Dec. 2 (Bloomberg) -- Israel’s government bonds due 2018 rose, pushing yields down for the first time in almost a week, as investor concern U.S. lawmakers will fail to reach a deficit agreement boosted demand for the relative safety of state debt.
The yield on the 4 percent Mimshal Shiklit notes due January 2018 declined one basis point, or 0.01 percentage points, to 2.89 percent at the 4:30 p.m. close in Tel Aviv, the first drop since Nov. 26. The yield on the 5.5 percent benchmark bonds due January 2022 fell one basis point to 3.84 percent.
Treasuries rose for the first month since July as President Barack Obama and lawmakers bantered about tax increases and spending cuts, intensifying concern that a failure to reach an agreement may lead to an economic downturn. Exports comprise about 40 percent of Israel’s economic output, and the U.S. is one of its largest markets.

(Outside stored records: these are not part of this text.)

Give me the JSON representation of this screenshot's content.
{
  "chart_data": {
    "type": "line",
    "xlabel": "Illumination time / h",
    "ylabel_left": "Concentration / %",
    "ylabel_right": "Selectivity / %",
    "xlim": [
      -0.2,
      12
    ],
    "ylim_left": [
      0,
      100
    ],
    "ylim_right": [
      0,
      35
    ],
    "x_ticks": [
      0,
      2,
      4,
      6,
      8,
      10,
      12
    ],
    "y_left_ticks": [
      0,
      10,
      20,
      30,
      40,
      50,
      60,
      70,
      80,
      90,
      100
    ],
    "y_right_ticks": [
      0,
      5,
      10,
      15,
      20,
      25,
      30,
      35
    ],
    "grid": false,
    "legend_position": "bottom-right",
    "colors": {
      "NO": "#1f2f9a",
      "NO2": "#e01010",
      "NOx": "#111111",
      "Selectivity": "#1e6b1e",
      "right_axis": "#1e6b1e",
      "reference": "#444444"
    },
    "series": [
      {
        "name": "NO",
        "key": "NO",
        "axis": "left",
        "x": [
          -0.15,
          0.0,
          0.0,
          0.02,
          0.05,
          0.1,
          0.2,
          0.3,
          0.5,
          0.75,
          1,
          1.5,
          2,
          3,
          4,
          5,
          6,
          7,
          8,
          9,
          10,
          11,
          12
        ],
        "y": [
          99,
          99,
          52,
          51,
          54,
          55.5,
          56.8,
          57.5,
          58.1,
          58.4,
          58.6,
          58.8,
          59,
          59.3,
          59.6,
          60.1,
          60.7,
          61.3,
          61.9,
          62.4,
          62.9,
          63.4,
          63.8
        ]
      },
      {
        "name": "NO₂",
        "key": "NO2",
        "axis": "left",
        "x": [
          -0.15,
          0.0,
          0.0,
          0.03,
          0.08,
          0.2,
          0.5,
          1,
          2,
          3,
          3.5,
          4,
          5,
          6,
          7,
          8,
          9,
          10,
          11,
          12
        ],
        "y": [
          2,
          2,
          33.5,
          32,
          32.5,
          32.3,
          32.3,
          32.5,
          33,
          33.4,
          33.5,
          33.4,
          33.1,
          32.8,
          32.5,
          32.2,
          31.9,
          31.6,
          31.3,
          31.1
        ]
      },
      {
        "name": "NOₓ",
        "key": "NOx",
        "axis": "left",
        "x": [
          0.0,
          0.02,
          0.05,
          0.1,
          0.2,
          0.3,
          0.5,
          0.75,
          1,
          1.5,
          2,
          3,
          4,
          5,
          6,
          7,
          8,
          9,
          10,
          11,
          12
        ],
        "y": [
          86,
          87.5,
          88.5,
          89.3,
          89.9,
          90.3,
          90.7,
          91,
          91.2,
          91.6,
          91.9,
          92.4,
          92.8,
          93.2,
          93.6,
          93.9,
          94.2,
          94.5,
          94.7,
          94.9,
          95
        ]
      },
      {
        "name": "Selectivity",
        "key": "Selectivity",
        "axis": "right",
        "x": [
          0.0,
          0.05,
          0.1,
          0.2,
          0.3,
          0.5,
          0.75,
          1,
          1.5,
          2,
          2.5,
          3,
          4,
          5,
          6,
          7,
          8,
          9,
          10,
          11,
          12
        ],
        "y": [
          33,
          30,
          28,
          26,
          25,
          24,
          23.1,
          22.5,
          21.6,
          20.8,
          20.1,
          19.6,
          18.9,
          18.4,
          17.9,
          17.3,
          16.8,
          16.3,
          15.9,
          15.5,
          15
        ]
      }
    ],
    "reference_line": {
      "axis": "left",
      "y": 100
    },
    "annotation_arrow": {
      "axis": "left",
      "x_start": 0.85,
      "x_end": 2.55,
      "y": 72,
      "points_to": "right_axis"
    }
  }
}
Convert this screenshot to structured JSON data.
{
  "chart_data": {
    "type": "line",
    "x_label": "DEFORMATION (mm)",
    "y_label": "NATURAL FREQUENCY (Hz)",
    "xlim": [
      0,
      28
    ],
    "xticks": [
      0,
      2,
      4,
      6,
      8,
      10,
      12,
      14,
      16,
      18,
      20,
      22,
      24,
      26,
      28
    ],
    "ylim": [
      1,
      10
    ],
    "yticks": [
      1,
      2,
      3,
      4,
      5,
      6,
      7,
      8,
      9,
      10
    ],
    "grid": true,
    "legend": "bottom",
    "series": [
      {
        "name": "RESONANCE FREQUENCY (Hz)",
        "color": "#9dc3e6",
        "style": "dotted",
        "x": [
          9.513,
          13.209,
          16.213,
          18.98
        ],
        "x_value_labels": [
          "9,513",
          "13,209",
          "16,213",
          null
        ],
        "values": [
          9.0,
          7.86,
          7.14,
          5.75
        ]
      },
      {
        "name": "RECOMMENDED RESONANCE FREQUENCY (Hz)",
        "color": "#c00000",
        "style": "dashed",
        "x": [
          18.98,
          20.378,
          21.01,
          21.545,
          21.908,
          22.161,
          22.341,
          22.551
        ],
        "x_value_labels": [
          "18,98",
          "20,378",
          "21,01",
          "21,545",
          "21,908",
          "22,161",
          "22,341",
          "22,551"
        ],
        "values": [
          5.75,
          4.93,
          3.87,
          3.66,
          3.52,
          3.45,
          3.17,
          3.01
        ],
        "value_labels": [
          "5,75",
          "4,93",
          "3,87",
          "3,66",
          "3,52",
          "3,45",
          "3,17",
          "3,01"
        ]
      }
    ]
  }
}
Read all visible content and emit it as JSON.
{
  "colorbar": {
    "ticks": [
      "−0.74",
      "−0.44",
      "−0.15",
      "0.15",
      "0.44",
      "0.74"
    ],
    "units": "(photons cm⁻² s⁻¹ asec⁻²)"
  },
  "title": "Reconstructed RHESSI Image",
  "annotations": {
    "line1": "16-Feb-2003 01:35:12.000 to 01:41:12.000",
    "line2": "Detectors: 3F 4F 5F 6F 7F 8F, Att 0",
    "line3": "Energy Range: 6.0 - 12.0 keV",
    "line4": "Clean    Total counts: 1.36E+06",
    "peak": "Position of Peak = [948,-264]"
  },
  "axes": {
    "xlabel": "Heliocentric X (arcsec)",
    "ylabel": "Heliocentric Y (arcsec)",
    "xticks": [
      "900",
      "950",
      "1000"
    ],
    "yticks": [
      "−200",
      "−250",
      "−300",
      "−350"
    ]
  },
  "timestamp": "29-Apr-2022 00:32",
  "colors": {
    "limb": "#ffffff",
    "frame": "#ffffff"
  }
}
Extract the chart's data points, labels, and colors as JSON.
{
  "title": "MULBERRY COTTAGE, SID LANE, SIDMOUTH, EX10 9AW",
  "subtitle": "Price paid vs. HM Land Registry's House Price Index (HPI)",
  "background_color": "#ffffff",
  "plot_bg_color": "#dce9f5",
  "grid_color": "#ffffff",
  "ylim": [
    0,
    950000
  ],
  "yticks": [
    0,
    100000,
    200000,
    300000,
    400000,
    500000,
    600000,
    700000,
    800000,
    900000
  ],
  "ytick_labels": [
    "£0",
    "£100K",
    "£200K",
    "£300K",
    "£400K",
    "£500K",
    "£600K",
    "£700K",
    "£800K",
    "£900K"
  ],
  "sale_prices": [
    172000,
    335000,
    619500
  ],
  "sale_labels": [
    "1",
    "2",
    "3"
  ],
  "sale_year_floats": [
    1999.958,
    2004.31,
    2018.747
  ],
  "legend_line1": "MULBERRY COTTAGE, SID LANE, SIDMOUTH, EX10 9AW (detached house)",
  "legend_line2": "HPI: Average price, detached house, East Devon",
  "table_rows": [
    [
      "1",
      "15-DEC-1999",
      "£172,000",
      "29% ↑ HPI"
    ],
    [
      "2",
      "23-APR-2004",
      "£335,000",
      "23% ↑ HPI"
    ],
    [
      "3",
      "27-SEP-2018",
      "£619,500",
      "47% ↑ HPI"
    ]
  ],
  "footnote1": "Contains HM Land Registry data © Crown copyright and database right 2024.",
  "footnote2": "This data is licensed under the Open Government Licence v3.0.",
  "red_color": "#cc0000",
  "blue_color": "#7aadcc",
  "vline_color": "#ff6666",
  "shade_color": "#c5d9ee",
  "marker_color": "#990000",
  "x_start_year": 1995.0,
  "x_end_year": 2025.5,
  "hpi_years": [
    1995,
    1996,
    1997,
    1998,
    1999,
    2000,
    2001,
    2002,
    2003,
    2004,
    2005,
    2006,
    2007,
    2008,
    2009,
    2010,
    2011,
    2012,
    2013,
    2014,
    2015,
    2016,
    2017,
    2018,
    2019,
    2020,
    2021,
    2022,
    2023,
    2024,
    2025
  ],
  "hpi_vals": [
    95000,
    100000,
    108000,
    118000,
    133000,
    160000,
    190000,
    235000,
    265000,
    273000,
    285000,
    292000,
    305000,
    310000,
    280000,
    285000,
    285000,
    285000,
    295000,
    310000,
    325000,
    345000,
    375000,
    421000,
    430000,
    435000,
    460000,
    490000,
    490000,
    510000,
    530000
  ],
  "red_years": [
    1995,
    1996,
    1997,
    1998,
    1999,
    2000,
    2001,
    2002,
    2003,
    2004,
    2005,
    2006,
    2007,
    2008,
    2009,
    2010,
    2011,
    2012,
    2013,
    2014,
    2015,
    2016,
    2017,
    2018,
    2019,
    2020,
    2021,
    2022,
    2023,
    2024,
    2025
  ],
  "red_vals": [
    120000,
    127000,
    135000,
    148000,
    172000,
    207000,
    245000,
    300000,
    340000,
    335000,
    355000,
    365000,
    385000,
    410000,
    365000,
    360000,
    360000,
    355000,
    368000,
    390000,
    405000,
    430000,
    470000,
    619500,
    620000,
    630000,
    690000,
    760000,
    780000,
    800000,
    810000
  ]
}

“Local government yields are tracking their U.S. counterpart over the weekend amid uncertainty about the progress on the deficit talks,” said Sagie Poznerson, head of trading at Leader Capital Markets Ltd. in Tel Aviv. “Investors are also preparing for tomorrow’s government auction.”
The Finance Ministry plans to sell a combined 1.3 billion shekels ($341 million) of bonds at Monday’s auction, ministry data posted on Bloomberg show. The debt sale includes 300 million shekels each of the 2018 bonds and of 4.25 percent notes due March 2023. The government will also sell 250 million shekels of 2.75 percent inflation-linked securities due September 2022.
Israeli funds last month raised 3.7 billion shekels, the the strongest month since Nov. 2009, Meitav Investment House Ltd. said today. Government-bond funds raised 1.04 billion shekels and corporate-bond funds raised 1.97 billion shekels. Economic growth slowed to 2.9 percent in the third quarter, less than forecast, from 3.4 percent the previous three months. The Tel-Bond 40 Index of corporate bonds advanced for the first time in three days, adding 0.1 percent to 279.97. The two-year break-even rate, the yield difference between the inflation-linked bonds and fixed-rate government bonds of similar maturity, was little changed at 212, implying an average annual inflation rate of 2.12 percent over the period.
The shekel strengthened 0.2 percent to 3.8154 a dollar on Nov. 30, boosting last month’s increase to 1.8 percent. One-year interest-rate swaps, an indicator of investor expectations for rates over the period, rose one basis point to 1.82 percent on Nov. 30.